Holly Crap. How can you tell that those are Canadian troops and that that's Dieppe(damn Mountbatten)? Shiite, I don't wanna hear The Chief complain about his vision no more. Make him stop John.
 
Heh. Ry, When yer as old as me, much less Bill, and had any interest in milhist (especially disasters) you'd recognize the photo. Don't be too hard on Mountbatten. It's all easy when you look back at it - and the hard lessons learned at Dieppe were put to use in Normandy. Still, expensive in terms of good troops, especially for the Canadians.
 
Dingblasted server ate my first comment... Ry - 1. The architecture's Atlantic coastal French and the buildings are intact (no bombing or shelling--so not Dunkirk), 2. the Wermacht troops are too relaxed to be near an ongoing fight, 3. the POWs look too fresh to have been chased all over France for a month and they still have their tin hats. Ergo, Dieppe.
 
Heh. I got my AARP card--I can complain about my vision all I want. It used to was 20/15 about twenty years ago and now it's 20/23. Drat. At this rate, I'm gonna have to get bifocals in another fifteen years or so...
 
Wait till you go 20/250 and 20/400, and do IA stuff for a living ... I am definitely not in that photo. Cheers JMH
 
Hot Fudge Holy Moly it's bout danged time. The .45 is comin back. The M9 is on the way out. http://www.strategypage.com/htmw/htweap/articles/20060127.aspx Now if we can just get rid of that Poodle Shooter.
 
Jim - Never tried shooting poodles. Just out of curiosity, how far *will* an M-16 lob a Standard as opposed to a Toy?
 
Well it's a matter of how old and large the standard is. A full sized average standard it kinda just tips over. (Visual of cow tipping here) A toy is another matter. If it is battery powered, you get one distance. If it is an old fashioned cogs and wheels wind up one, it's another.

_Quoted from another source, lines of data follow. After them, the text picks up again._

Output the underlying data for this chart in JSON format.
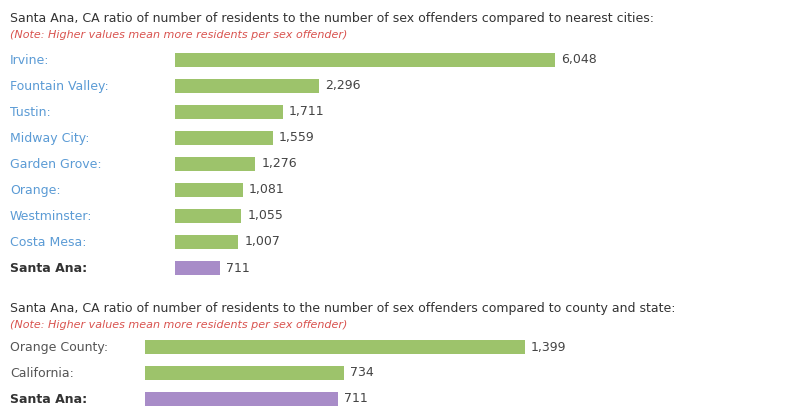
{
  "title1": "Santa Ana, CA ratio of number of residents to the number of sex offenders compared to nearest cities:",
  "note": "(Note: Higher values mean more residents per sex offender)",
  "title2": "Santa Ana, CA ratio of number of residents to the number of sex offenders compared to county and state:",
  "chart1_labels": [
    "Irvine:",
    "Fountain Valley:",
    "Tustin:",
    "Midway City:",
    "Garden Grove:",
    "Orange:",
    "Westminster:",
    "Costa Mesa:",
    "Santa Ana:"
  ],
  "chart1_values": [
    6048,
    2296,
    1711,
    1559,
    1276,
    1081,
    1055,
    1007,
    711
  ],
  "chart1_bold": [
    false,
    false,
    false,
    false,
    false,
    false,
    false,
    false,
    true
  ],
  "chart1_label_blue": [
    true,
    true,
    true,
    true,
    true,
    true,
    true,
    true,
    false
  ],
  "chart1_colors": [
    "#9dc36b",
    "#9dc36b",
    "#9dc36b",
    "#9dc36b",
    "#9dc36b",
    "#9dc36b",
    "#9dc36b",
    "#9dc36b",
    "#a88cc8"
  ],
  "chart2_labels": [
    "Orange County:",
    "California:",
    "Santa Ana:"
  ],
  "chart2_values": [
    1399,
    734,
    711
  ],
  "chart2_bold": [
    false,
    false,
    true
  ],
  "chart2_label_blue": [
    false,
    false,
    false
  ],
  "chart2_colors": [
    "#9dc36b",
    "#9dc36b",
    "#a88cc8"
  ],
  "label_color_blue": "#5b9bd5",
  "label_color_dark": "#555555",
  "label_color_bold": "#333333",
  "title_color": "#333333",
  "note_color": "#d9534f",
  "value_color": "#444444",
  "bg_color": "#ffffff"
}
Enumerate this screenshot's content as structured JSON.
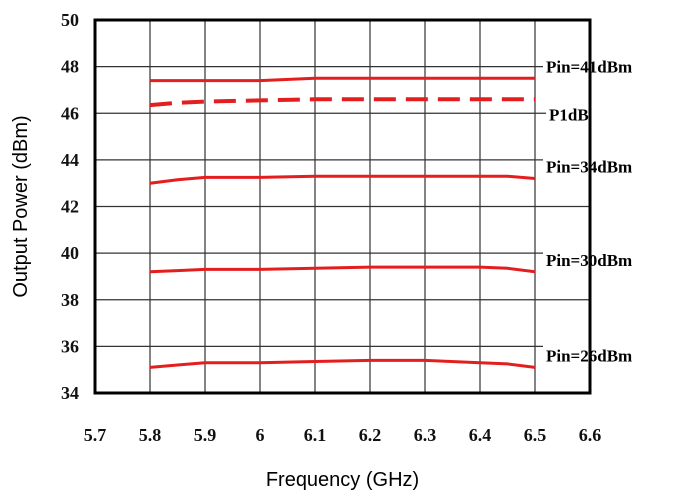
{
  "chart_data": {
    "type": "line",
    "title": "",
    "xlabel": "Frequency (GHz)",
    "ylabel": "Output Power (dBm)",
    "xlim": [
      5.7,
      6.6
    ],
    "ylim": [
      34,
      50
    ],
    "xticks": [
      "5.7",
      "5.8",
      "5.9",
      "6",
      "6.1",
      "6.2",
      "6.3",
      "6.4",
      "6.5",
      "6.6"
    ],
    "yticks": [
      "34",
      "36",
      "38",
      "40",
      "42",
      "44",
      "46",
      "48",
      "50"
    ],
    "grid": true,
    "line_color": "#e41e1e",
    "x": [
      5.8,
      5.85,
      5.9,
      6.0,
      6.1,
      6.2,
      6.3,
      6.4,
      6.45,
      6.5
    ],
    "series": [
      {
        "name": "Pin=41dBm",
        "style": "solid",
        "values": [
          47.4,
          47.4,
          47.4,
          47.4,
          47.5,
          47.5,
          47.5,
          47.5,
          47.5,
          47.5
        ]
      },
      {
        "name": "P1dB",
        "style": "dashed",
        "values": [
          46.35,
          46.45,
          46.5,
          46.55,
          46.6,
          46.6,
          46.6,
          46.6,
          46.6,
          46.6
        ]
      },
      {
        "name": "Pin=34dBm",
        "style": "solid",
        "values": [
          43.0,
          43.15,
          43.25,
          43.25,
          43.3,
          43.3,
          43.3,
          43.3,
          43.3,
          43.2
        ]
      },
      {
        "name": "Pin=30dBm",
        "style": "solid",
        "values": [
          39.2,
          39.25,
          39.3,
          39.3,
          39.35,
          39.4,
          39.4,
          39.4,
          39.35,
          39.2
        ]
      },
      {
        "name": "Pin=26dBm",
        "style": "solid",
        "values": [
          35.1,
          35.2,
          35.3,
          35.3,
          35.35,
          35.4,
          35.4,
          35.3,
          35.25,
          35.1
        ]
      }
    ]
  }
}
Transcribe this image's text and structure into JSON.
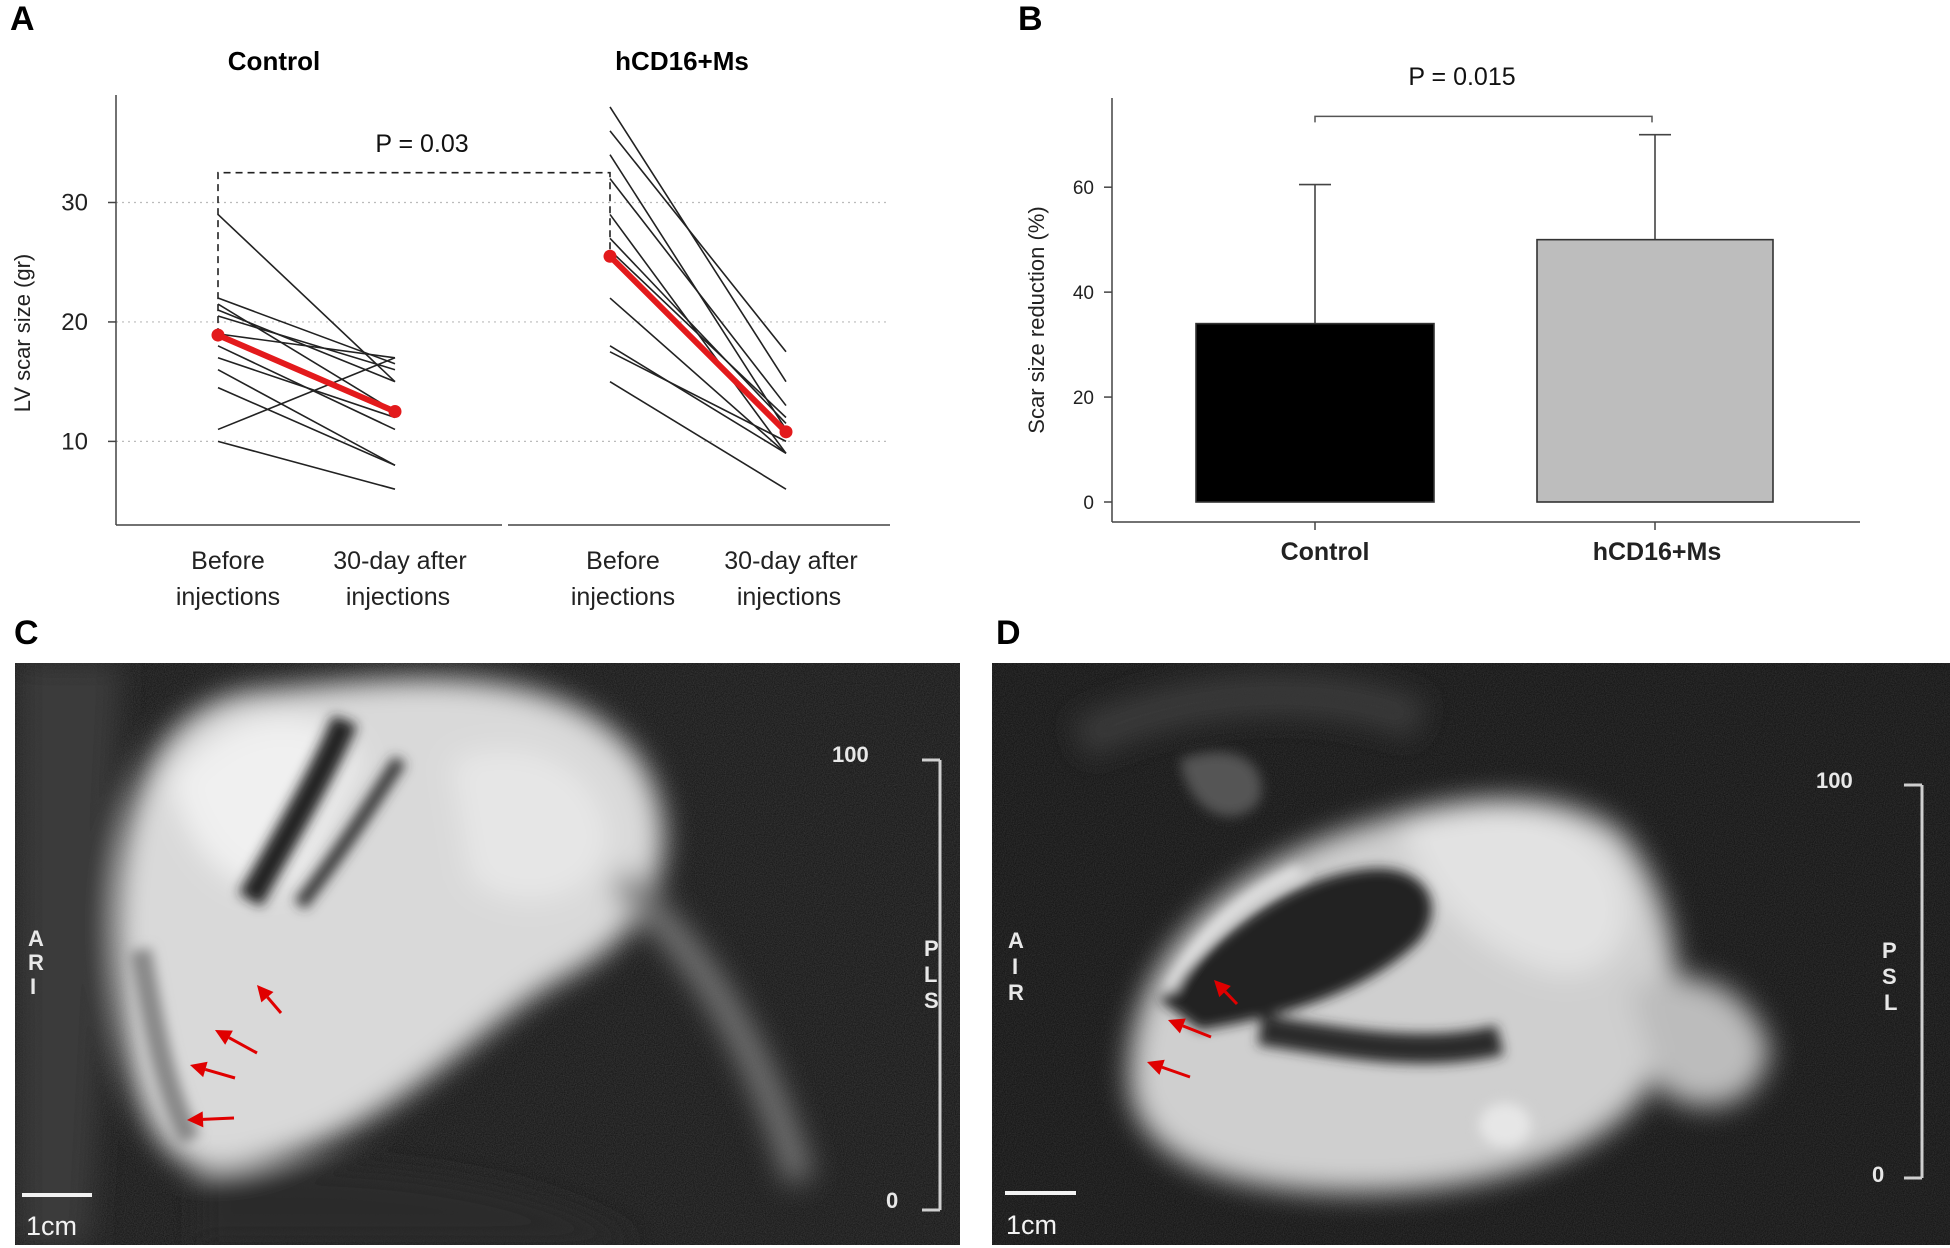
{
  "panels": {
    "A": "A",
    "B": "B",
    "C": "C",
    "D": "D"
  },
  "colors": {
    "mean_line": "#e31a1c",
    "subject_line": "#222222",
    "control_bar": "#000000",
    "treatment_bar": "#bdbdbd",
    "arrow": "#e00000"
  },
  "chart_data": [
    {
      "panel": "A",
      "type": "line",
      "groups": [
        "Control",
        "hCD16+Ms"
      ],
      "timepoints": [
        "Before injections",
        "30-day after injections"
      ],
      "tick_labels_line1": [
        "Before",
        "30-day after"
      ],
      "tick_labels_line2": [
        "injections",
        "injections"
      ],
      "ylabel": "LV scar size (gr)",
      "ylim": [
        3,
        39
      ],
      "yticks": [
        10,
        20,
        30
      ],
      "grid": "horizontal dotted",
      "pvalue": "P = 0.03",
      "pvalue_bracket_level": 32.5,
      "series": [
        {
          "group": "Control",
          "subjects": [
            [
              29,
              15
            ],
            [
              22,
              16.5
            ],
            [
              21.5,
              12.5
            ],
            [
              21,
              15
            ],
            [
              20.5,
              16
            ],
            [
              19,
              17
            ],
            [
              18,
              11
            ],
            [
              17,
              12
            ],
            [
              16,
              8
            ],
            [
              14.5,
              8
            ],
            [
              11,
              17
            ],
            [
              10,
              6
            ]
          ],
          "mean": [
            18.9,
            12.5
          ]
        },
        {
          "group": "hCD16+Ms",
          "subjects": [
            [
              38,
              15
            ],
            [
              36,
              17.5
            ],
            [
              34,
              11
            ],
            [
              32,
              13
            ],
            [
              29,
              9
            ],
            [
              27,
              11.5
            ],
            [
              26,
              12
            ],
            [
              22,
              9
            ],
            [
              18,
              9
            ],
            [
              17.5,
              10
            ],
            [
              15,
              6
            ]
          ],
          "mean": [
            25.5,
            10.8
          ]
        }
      ]
    },
    {
      "panel": "B",
      "type": "bar",
      "categories": [
        "Control",
        "hCD16+Ms"
      ],
      "values": [
        34,
        50
      ],
      "error_upper": [
        60.5,
        70
      ],
      "ylabel": "Scar size reduction (%)",
      "ylim": [
        0,
        77
      ],
      "yticks": [
        0,
        20,
        40,
        60
      ],
      "pvalue": "P = 0.015",
      "pvalue_bracket_level": 73.5
    }
  ],
  "mri": {
    "C": {
      "scale_top": "100",
      "scale_bottom": "0",
      "left_orientation": [
        "A",
        "R",
        "I"
      ],
      "right_orientation": [
        "P",
        "L",
        "S"
      ],
      "scale_bar_label": "1cm",
      "arrows": 4
    },
    "D": {
      "scale_top": "100",
      "scale_bottom": "0",
      "left_orientation": [
        "A",
        "I",
        "R"
      ],
      "right_orientation": [
        "P",
        "S",
        "L"
      ],
      "scale_bar_label": "1cm",
      "arrows": 3
    }
  }
}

The average for a battery powered one is about three revolutions. (Visualize three tocas over tea kettle tumbles here) The old cog and wheels model will make an average of 7 tumbles iffen you hit a gear. Jeez I gotta splain everything here.
 
Hmmm. Doesn't sound like you'd get much of anything out of it... Didja ever try using a shih-tzu for something other than a bore cleaner?
 
You gotta be shih-tzn me now. Everyone knows that the only thing a shih-tzu is good for is disturbing dust under a bed. Unless of course you have them bronzed, then they will loosen up powder lead and copper, with the proper bore cleaner of course.
 
Who has the odds sheet on the "objects" in the Myrtle Hill Cemetery? Might be the rumored Noble Brothers cannons but I'm betting on cast-iron coffins.
 
ROME, Ga. - University of Georgia archaeologists have been puzzling over finding an apparent manmade object buried in a historic Civil War cemetery. Sign that writer up as a captioneer on AKO.
 
"Don't be too hard on Mountbatten. It's all easy when you look back at it - and the hard lessons learned at Dieppe were put to use in Normandy." Yeah, I've heard this before. But, if you send troops into an op where you know they're going to get creamed because somebody talked about it, and you know it's been leaked, aren't you failing them somehow? The lessons could've been, and were, learned elsewhere. Nobody in the European theatre seems to have talked to the Marines and Army in the Pac Theatre who had lots of experience with Amphib Ops by that time. Dieppe was a waste of good troops for knowledge that was in hand elsewhere, in my totally amateur opinion. Though Mountbatten does get props for greenlighting the Cockleshell missions, he's still on the hook for what he did to the Canucks at Dieppe. (Christ, Bills vision is several orders of magnitude better than mine. This sucks. (whine) I don't want to see JMH's prescription(shudder--since that's what lays in my future)).
 
Allright Ry, you win. Mountbatten was an incompetent asshole. Where was the IRA when they were needed?